I’m sympathetic to the general argument that many problems can be solved by throwing money at them but this one seems like it needs a lot more to create an effect or adding government money to it does not result in the creation of more cultural works.
Can anything that's not young adult fantasy pornography actually get noticed on booktok?
It's scifi, 'weird' fiction, and a commentary on power in the guise of an adventure story, and I think there is room for that somewhere. But I cannot imagine going solo marketing it, especially for Booktok.
On the other hand, I've known writers who make it work. Larry Correia has a lot of useful thoughts about it, he used to be an accountant before he got into writing and brings those skills to his analysis.
eg. "Analyzing My Royalties" https://monsterhunternation.com/2022/02/08/analyzing-my-roya... he breaks down how the system works. Claims to be making Doctor/Lawyer level money as of 2022.

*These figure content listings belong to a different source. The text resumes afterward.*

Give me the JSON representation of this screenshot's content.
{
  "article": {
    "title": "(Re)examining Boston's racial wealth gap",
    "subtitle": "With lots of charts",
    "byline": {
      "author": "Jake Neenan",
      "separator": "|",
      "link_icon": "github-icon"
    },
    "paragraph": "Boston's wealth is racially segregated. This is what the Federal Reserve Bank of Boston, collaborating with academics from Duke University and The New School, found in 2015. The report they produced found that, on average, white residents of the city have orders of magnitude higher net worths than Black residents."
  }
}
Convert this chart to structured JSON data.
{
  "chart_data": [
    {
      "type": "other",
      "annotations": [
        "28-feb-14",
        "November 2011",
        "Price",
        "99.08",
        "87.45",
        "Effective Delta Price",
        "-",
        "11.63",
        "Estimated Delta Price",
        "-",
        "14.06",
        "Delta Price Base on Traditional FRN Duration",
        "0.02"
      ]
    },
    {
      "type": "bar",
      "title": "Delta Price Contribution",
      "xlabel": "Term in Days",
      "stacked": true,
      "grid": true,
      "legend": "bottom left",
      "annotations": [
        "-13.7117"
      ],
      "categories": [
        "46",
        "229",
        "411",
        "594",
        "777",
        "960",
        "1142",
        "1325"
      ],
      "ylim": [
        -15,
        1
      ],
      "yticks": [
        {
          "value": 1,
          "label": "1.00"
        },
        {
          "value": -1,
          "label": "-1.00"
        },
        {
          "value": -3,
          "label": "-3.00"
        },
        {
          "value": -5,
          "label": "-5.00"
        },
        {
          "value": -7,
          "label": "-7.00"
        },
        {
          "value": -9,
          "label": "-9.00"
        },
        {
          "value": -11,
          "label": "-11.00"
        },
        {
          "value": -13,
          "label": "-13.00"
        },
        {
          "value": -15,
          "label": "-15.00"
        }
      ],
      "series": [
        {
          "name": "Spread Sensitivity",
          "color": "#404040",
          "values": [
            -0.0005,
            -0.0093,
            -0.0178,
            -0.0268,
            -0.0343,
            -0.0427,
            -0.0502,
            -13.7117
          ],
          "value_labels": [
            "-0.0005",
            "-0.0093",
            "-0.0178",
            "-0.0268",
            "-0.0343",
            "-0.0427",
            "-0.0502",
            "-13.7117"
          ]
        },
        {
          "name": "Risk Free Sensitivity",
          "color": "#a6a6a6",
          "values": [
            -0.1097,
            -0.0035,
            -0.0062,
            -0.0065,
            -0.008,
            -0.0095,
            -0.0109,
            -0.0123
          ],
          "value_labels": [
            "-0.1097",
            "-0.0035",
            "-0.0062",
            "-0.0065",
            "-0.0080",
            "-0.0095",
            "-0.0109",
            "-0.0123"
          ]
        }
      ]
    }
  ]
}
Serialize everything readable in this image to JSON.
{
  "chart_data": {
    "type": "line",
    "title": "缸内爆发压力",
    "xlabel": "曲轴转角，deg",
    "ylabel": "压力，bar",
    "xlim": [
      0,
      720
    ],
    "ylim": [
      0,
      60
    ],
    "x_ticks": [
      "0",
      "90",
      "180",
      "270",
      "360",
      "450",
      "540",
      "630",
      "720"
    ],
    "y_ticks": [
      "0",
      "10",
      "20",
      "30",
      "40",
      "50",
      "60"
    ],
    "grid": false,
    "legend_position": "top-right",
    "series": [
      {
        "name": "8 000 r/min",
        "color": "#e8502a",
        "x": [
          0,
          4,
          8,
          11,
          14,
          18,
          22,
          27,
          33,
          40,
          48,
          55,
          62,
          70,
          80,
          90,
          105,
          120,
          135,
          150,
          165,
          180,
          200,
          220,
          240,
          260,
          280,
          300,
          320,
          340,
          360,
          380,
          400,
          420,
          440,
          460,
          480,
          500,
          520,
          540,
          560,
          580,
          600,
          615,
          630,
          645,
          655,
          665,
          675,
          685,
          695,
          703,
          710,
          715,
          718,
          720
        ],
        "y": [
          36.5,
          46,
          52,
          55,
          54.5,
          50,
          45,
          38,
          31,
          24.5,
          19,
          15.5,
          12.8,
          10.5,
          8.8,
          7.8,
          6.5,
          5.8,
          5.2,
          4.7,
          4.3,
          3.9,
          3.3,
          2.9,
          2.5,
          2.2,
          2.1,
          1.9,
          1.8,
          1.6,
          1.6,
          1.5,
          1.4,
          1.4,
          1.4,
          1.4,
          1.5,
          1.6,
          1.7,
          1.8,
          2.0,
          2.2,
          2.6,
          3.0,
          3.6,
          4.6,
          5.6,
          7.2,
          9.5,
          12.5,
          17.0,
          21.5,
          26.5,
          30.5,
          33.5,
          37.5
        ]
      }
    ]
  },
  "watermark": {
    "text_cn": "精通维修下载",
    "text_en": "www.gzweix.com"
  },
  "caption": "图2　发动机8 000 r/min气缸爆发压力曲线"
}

I would like to see an analysis including "non-traditional" publishing options, and how different kinds of writing sell. I suspect genre fiction is different from "literary" from non-fiction, etc.

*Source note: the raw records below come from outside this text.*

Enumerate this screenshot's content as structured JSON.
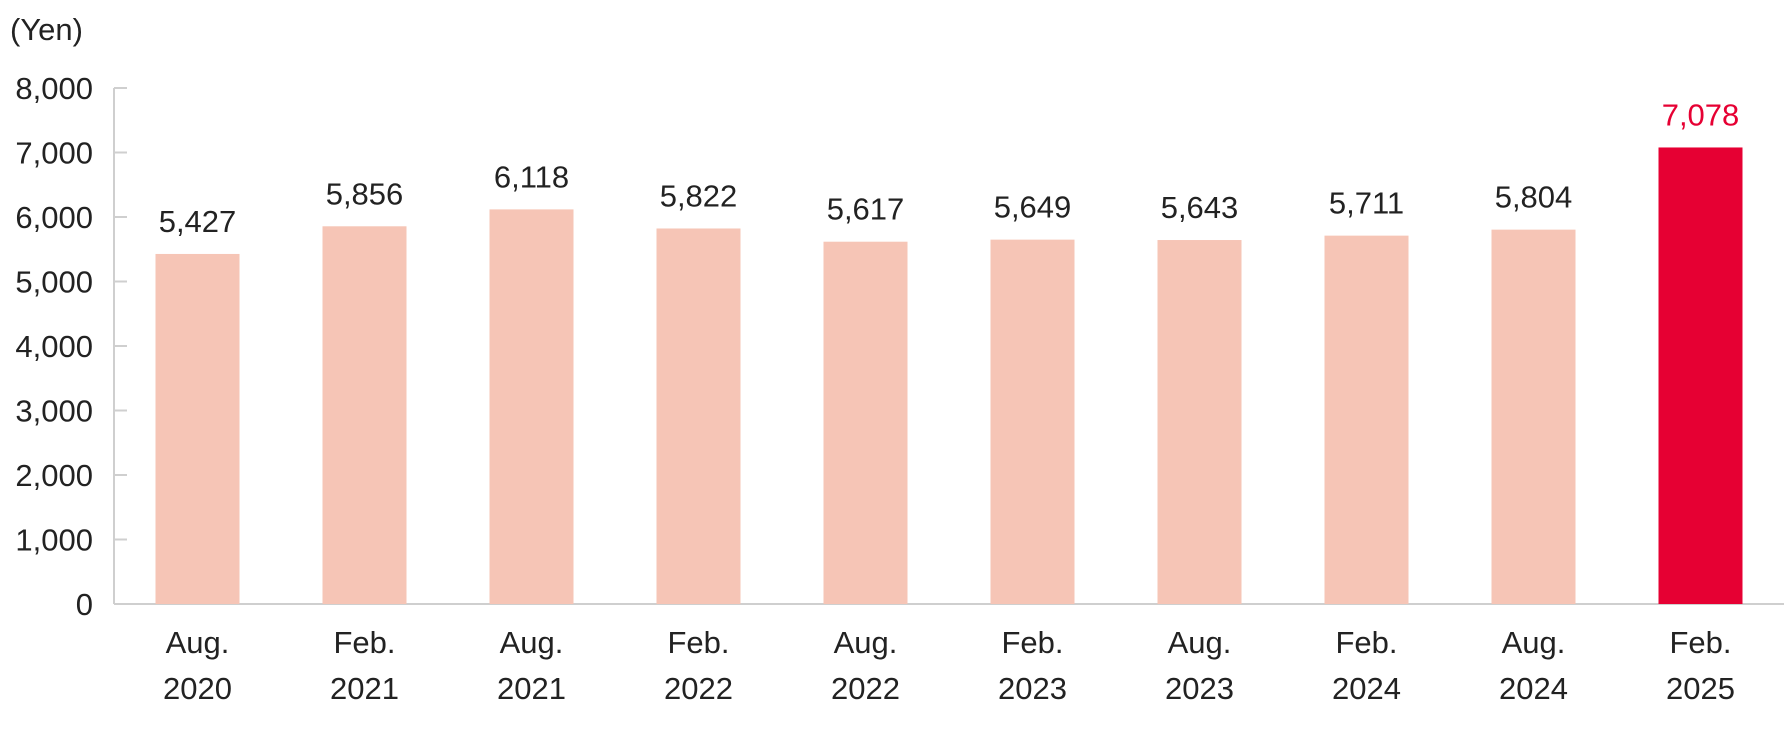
{
  "chart_data": {
    "type": "bar",
    "title": "",
    "xlabel": "",
    "ylabel": "(Yen)",
    "ylim": [
      0,
      8000
    ],
    "yticks": [
      0,
      1000,
      2000,
      3000,
      4000,
      5000,
      6000,
      7000,
      8000
    ],
    "ytick_labels": [
      "0",
      "1,000",
      "2,000",
      "3,000",
      "4,000",
      "5,000",
      "6,000",
      "7,000",
      "8,000"
    ],
    "grid": false,
    "legend": "none",
    "categories": [
      [
        "Aug.",
        "2020"
      ],
      [
        "Feb.",
        "2021"
      ],
      [
        "Aug.",
        "2021"
      ],
      [
        "Feb.",
        "2022"
      ],
      [
        "Aug.",
        "2022"
      ],
      [
        "Feb.",
        "2023"
      ],
      [
        "Aug.",
        "2023"
      ],
      [
        "Feb.",
        "2024"
      ],
      [
        "Aug.",
        "2024"
      ],
      [
        "Feb.",
        "2025"
      ]
    ],
    "values": [
      5427,
      5856,
      6118,
      5822,
      5617,
      5649,
      5643,
      5711,
      5804,
      7078
    ],
    "value_labels": [
      "5,427",
      "5,856",
      "6,118",
      "5,822",
      "5,617",
      "5,649",
      "5,643",
      "5,711",
      "5,804",
      "7,078"
    ],
    "highlight_index": 9,
    "colors": {
      "bar": "#f6c5b6",
      "highlight_bar": "#e60033",
      "highlight_label": "#e60033",
      "text": "#222222",
      "axis": "#cfcfcf"
    }
  }
}
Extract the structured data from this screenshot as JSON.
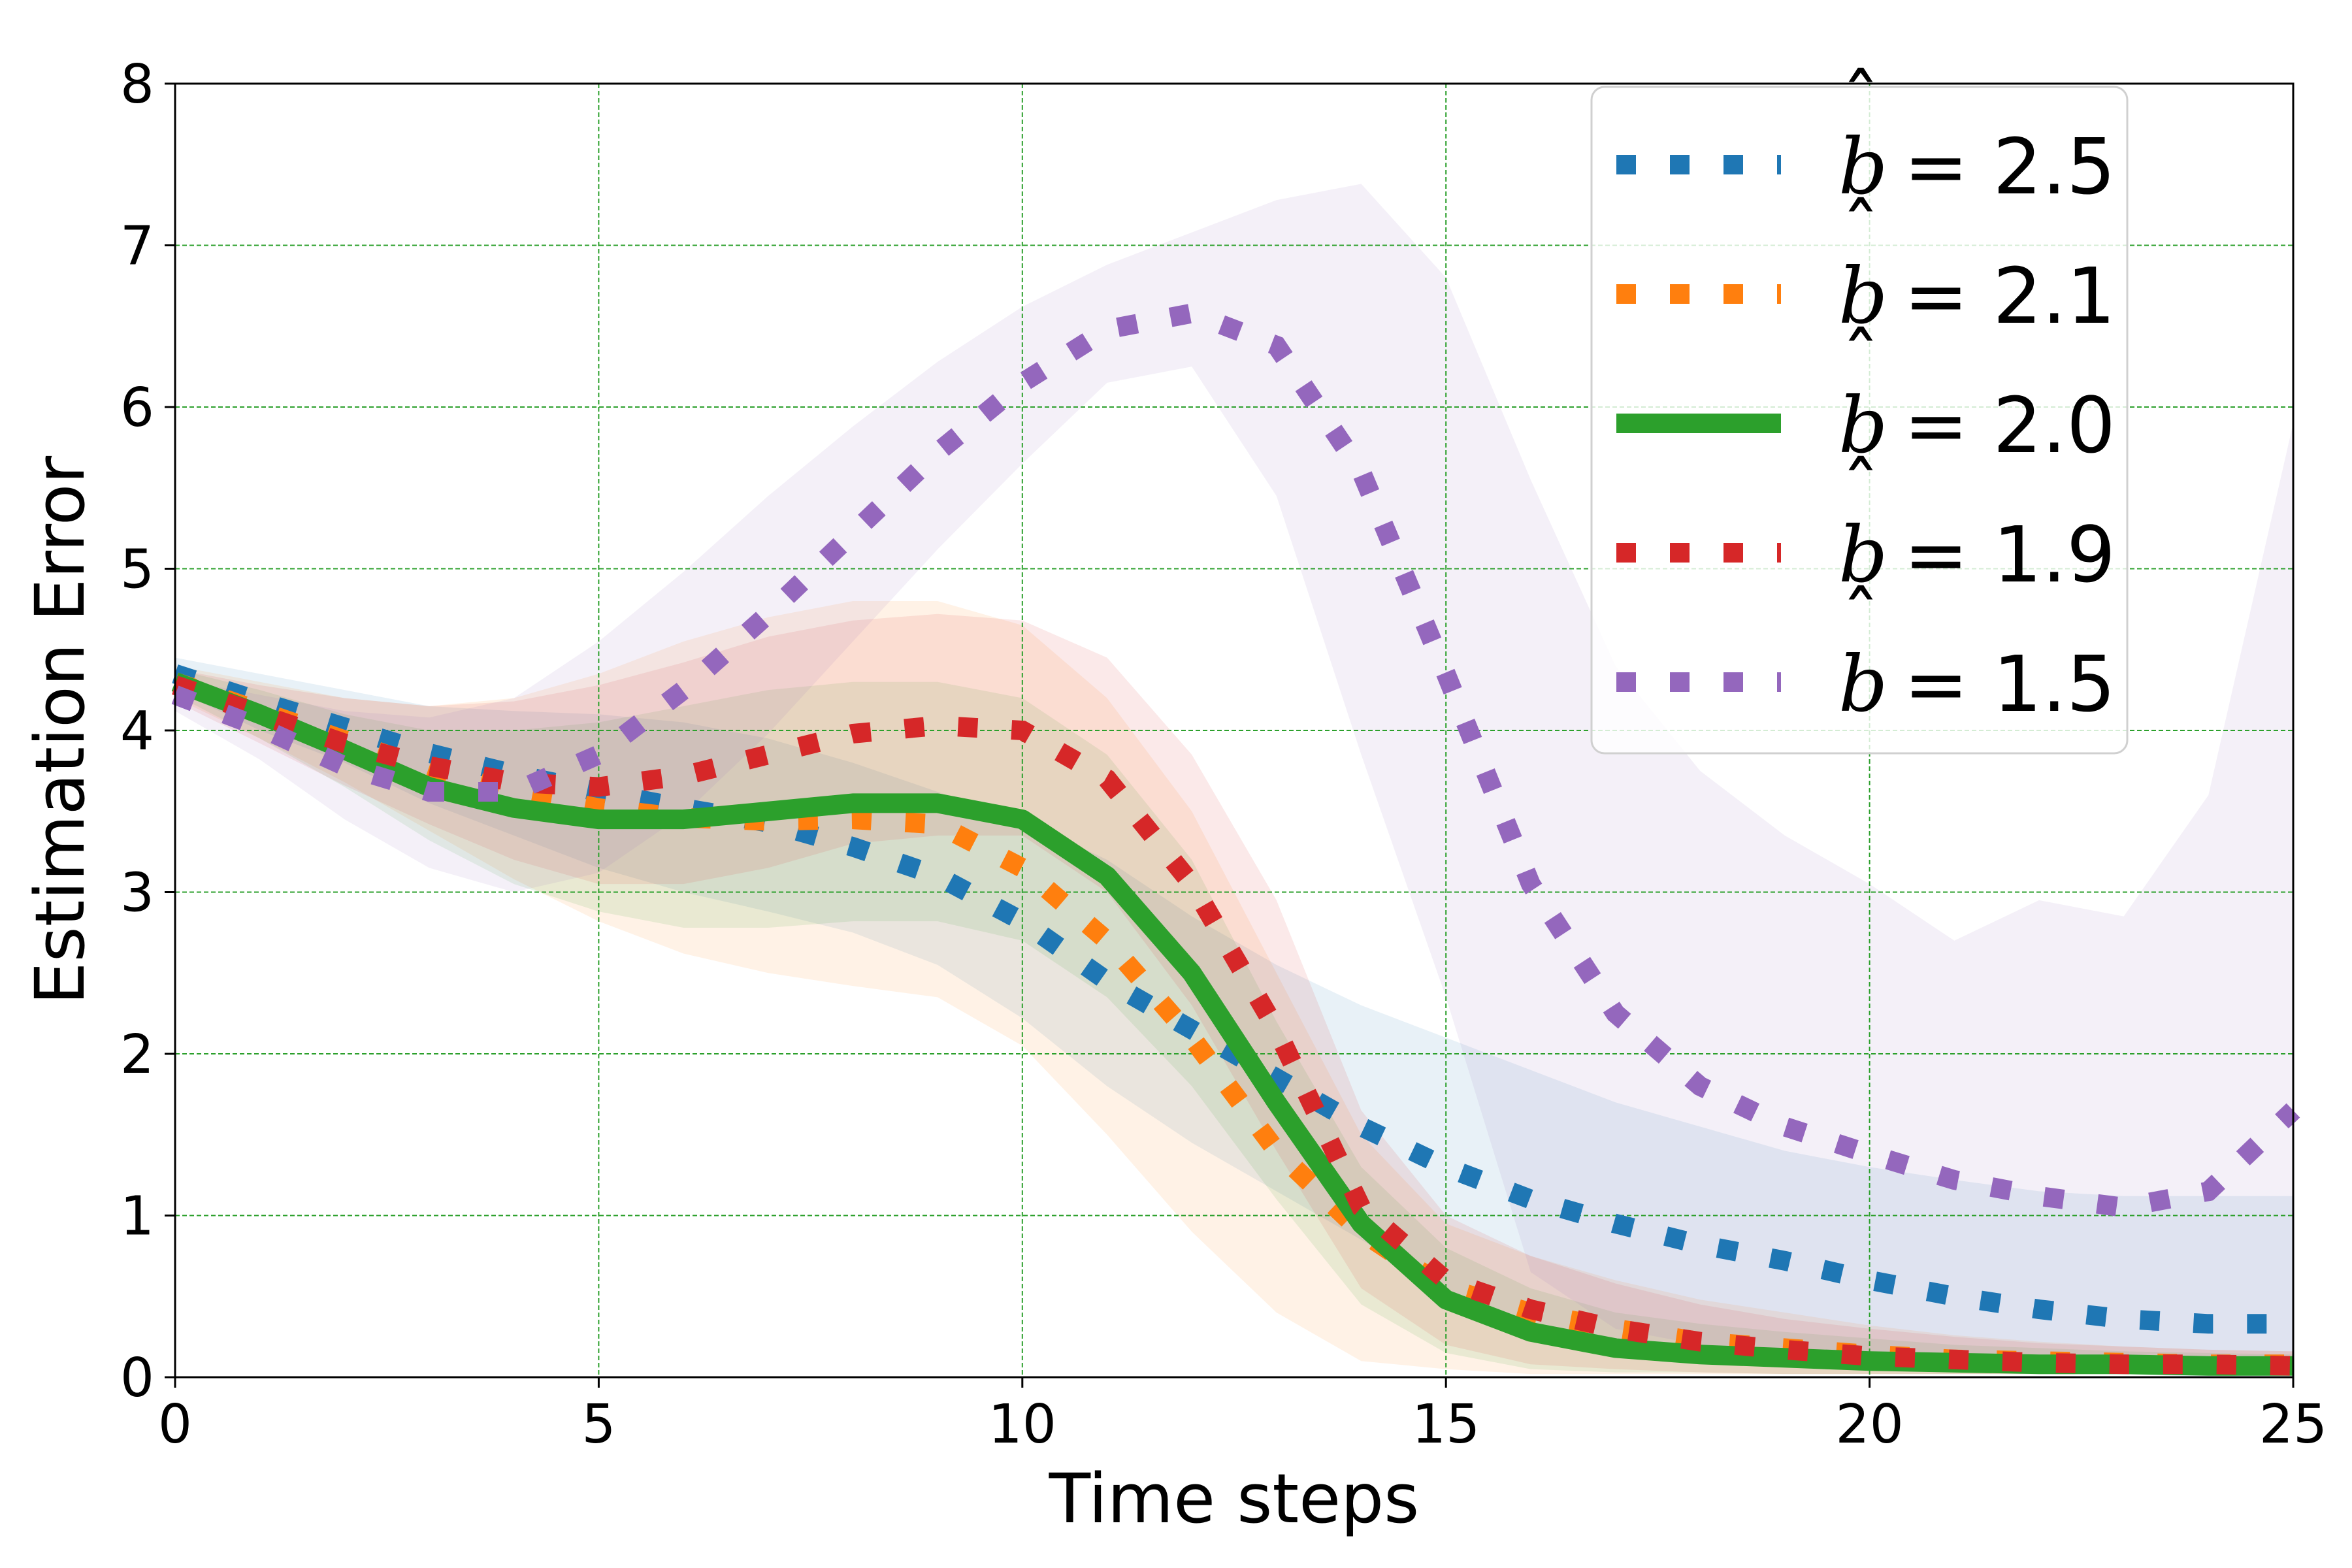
{
  "chart_data": {
    "type": "line",
    "xlabel": "Time steps",
    "ylabel": "Estimation Error",
    "xlim": [
      0,
      25
    ],
    "ylim": [
      0,
      8
    ],
    "xticks": [
      0,
      5,
      10,
      15,
      20,
      25
    ],
    "yticks": [
      0,
      1,
      2,
      3,
      4,
      5,
      6,
      7,
      8
    ],
    "grid": true,
    "grid_color": "#2ca02c",
    "legend_position": "top-right",
    "x": [
      0,
      1,
      2,
      3,
      4,
      5,
      6,
      7,
      8,
      9,
      10,
      11,
      12,
      13,
      14,
      15,
      16,
      17,
      18,
      19,
      20,
      21,
      22,
      23,
      24,
      25
    ],
    "series": [
      {
        "name": "b̂ = 2.5",
        "legend_symbol": "b",
        "legend_value": "= 2.5",
        "color": "#1f77b4",
        "style": "dotted",
        "values": [
          4.35,
          4.18,
          4.02,
          3.86,
          3.73,
          3.62,
          3.52,
          3.43,
          3.28,
          3.1,
          2.82,
          2.45,
          2.15,
          1.85,
          1.55,
          1.3,
          1.1,
          0.95,
          0.82,
          0.72,
          0.6,
          0.5,
          0.42,
          0.36,
          0.33,
          0.33
        ],
        "upper": [
          4.45,
          4.35,
          4.25,
          4.15,
          4.12,
          4.1,
          4.05,
          3.95,
          3.8,
          3.62,
          3.45,
          3.2,
          2.85,
          2.55,
          2.3,
          2.1,
          1.9,
          1.7,
          1.55,
          1.4,
          1.3,
          1.22,
          1.15,
          1.12,
          1.12,
          1.12
        ],
        "lower": [
          4.25,
          4.0,
          3.8,
          3.55,
          3.35,
          3.15,
          3.0,
          2.88,
          2.75,
          2.55,
          2.22,
          1.8,
          1.45,
          1.15,
          0.85,
          0.55,
          0.3,
          0.2,
          0.15,
          0.12,
          0.1,
          0.08,
          0.05,
          0.02,
          0.0,
          0.0
        ]
      },
      {
        "name": "b̂ = 2.1",
        "legend_symbol": "b",
        "legend_value": "= 2.1",
        "color": "#ff7f0e",
        "style": "dotted",
        "values": [
          4.3,
          4.12,
          3.94,
          3.76,
          3.62,
          3.52,
          3.46,
          3.44,
          3.45,
          3.42,
          3.15,
          2.7,
          2.1,
          1.4,
          0.9,
          0.55,
          0.4,
          0.3,
          0.22,
          0.18,
          0.14,
          0.11,
          0.1,
          0.09,
          0.08,
          0.08
        ],
        "upper": [
          4.4,
          4.3,
          4.2,
          4.15,
          4.2,
          4.35,
          4.55,
          4.7,
          4.8,
          4.8,
          4.65,
          4.2,
          3.5,
          2.5,
          1.5,
          0.95,
          0.75,
          0.6,
          0.48,
          0.4,
          0.32,
          0.26,
          0.22,
          0.19,
          0.17,
          0.16
        ],
        "lower": [
          4.2,
          3.95,
          3.68,
          3.38,
          3.08,
          2.82,
          2.62,
          2.5,
          2.42,
          2.35,
          2.05,
          1.5,
          0.9,
          0.4,
          0.1,
          0.05,
          0.02,
          0.02,
          0.02,
          0.02,
          0.02,
          0.02,
          0.02,
          0.02,
          0.02,
          0.02
        ]
      },
      {
        "name": "b̂ = 2.0",
        "legend_symbol": "b",
        "legend_value": "= 2.0",
        "color": "#2ca02c",
        "style": "solid",
        "values": [
          4.3,
          4.1,
          3.88,
          3.65,
          3.52,
          3.45,
          3.45,
          3.5,
          3.55,
          3.55,
          3.45,
          3.1,
          2.5,
          1.7,
          0.95,
          0.48,
          0.28,
          0.18,
          0.14,
          0.12,
          0.1,
          0.09,
          0.08,
          0.08,
          0.07,
          0.07
        ],
        "upper": [
          4.38,
          4.25,
          4.1,
          4.0,
          4.0,
          4.05,
          4.15,
          4.25,
          4.3,
          4.3,
          4.2,
          3.85,
          3.2,
          2.2,
          1.3,
          0.8,
          0.55,
          0.4,
          0.33,
          0.28,
          0.24,
          0.2,
          0.18,
          0.16,
          0.15,
          0.14
        ],
        "lower": [
          4.22,
          3.95,
          3.65,
          3.32,
          3.05,
          2.88,
          2.78,
          2.78,
          2.82,
          2.82,
          2.7,
          2.35,
          1.8,
          1.1,
          0.45,
          0.15,
          0.05,
          0.03,
          0.03,
          0.02,
          0.02,
          0.02,
          0.02,
          0.02,
          0.02,
          0.02
        ]
      },
      {
        "name": "b̂ = 1.9",
        "legend_symbol": "b",
        "legend_value": "= 1.9",
        "color": "#d62728",
        "style": "dotted",
        "values": [
          4.28,
          4.1,
          3.92,
          3.78,
          3.68,
          3.65,
          3.72,
          3.85,
          3.98,
          4.03,
          4.0,
          3.7,
          3.05,
          2.15,
          1.05,
          0.6,
          0.42,
          0.3,
          0.22,
          0.17,
          0.13,
          0.11,
          0.09,
          0.08,
          0.08,
          0.07
        ],
        "upper": [
          4.38,
          4.28,
          4.2,
          4.15,
          4.18,
          4.28,
          4.42,
          4.58,
          4.68,
          4.72,
          4.68,
          4.45,
          3.85,
          2.95,
          1.65,
          1.0,
          0.75,
          0.58,
          0.45,
          0.36,
          0.3,
          0.25,
          0.21,
          0.19,
          0.17,
          0.16
        ],
        "lower": [
          4.18,
          3.92,
          3.66,
          3.42,
          3.2,
          3.05,
          3.05,
          3.15,
          3.3,
          3.35,
          3.35,
          3.0,
          2.3,
          1.4,
          0.55,
          0.2,
          0.08,
          0.05,
          0.03,
          0.02,
          0.02,
          0.02,
          0.02,
          0.02,
          0.02,
          0.02
        ]
      },
      {
        "name": "b̂ = 1.5",
        "legend_symbol": "b",
        "legend_value": "= 1.5",
        "color": "#9467bd",
        "style": "dotted",
        "values": [
          4.22,
          4.02,
          3.78,
          3.62,
          3.62,
          3.85,
          4.25,
          4.72,
          5.22,
          5.72,
          6.15,
          6.48,
          6.58,
          6.38,
          5.6,
          4.35,
          3.05,
          2.25,
          1.8,
          1.55,
          1.38,
          1.22,
          1.12,
          1.05,
          1.15,
          1.65
        ],
        "upper": [
          4.32,
          4.22,
          4.12,
          4.08,
          4.2,
          4.55,
          4.98,
          5.45,
          5.88,
          6.28,
          6.62,
          6.88,
          7.08,
          7.28,
          7.38,
          6.8,
          5.55,
          4.4,
          3.75,
          3.35,
          3.05,
          2.7,
          2.95,
          2.85,
          3.6,
          5.9
        ],
        "lower": [
          4.12,
          3.82,
          3.45,
          3.15,
          3.0,
          3.12,
          3.48,
          3.98,
          4.55,
          5.12,
          5.65,
          6.15,
          6.25,
          5.45,
          3.85,
          2.35,
          0.65,
          0.3,
          0.2,
          0.15,
          0.12,
          0.1,
          0.08,
          0.08,
          0.1,
          0.05
        ]
      }
    ]
  }
}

You're not going to be able to jump head-first into (career) successful writing; but since it's almost perfectly suited to "after hours work" you can slowly build up to it.
The harsh reality is most wannabe authors suck and their writing sucks, and if they haven't written yet they need to get started, because the only way to get good is to get going and produce - the first five books may never see the light of day but you'll have improved.
Caveman land implies human nature without needing to make an argument for it. It is so far in the past that there is limited evidence, and most people you encounter aren't anthropologists. So you can justify all your unexamined assumptions about present society with an appeal to the caveman land.
Ironically, all you need to craft a fantasy caveman land is an imagination. "Picture hunter gatherers, sitting around a campfire, carving rocks into Pokemon cards and trading them." What a great story! Anything is possible in caveman land.
Funny thing how bards/poets/musicians/storytellers are a fixture in every society that has figured out how to produce more calories than each individual personally needs to consume
Why could a society not have a role for bards as well as hunters, as their day job, as their purpose?
Or in modern times, replace "hunter" with "working class".
unfortunately, precisely defining good writing is difficult, much like good coding. And as such, whether there is enough good writing, or "how much better good writing is to bad writing", or "what the effects of good writing are on the individual or society" are questions that we arent remotely prepared to answer. I imagine many people advocating for support for writers believe on some level both that good writing has very positive effects for the readers and society, and that there also isn't enough of it, or at least that its drowned out by perverse incentives and mountains of bad writing
Books don't earn out their advance unless your first name is a ball of initials.
This is, notably, the exact same argument we make for why tech firms should hire junior engineers. If one doesn't keep subsidising opportunities for the up-and-comers in every field, one quick runs out of experienced candidates.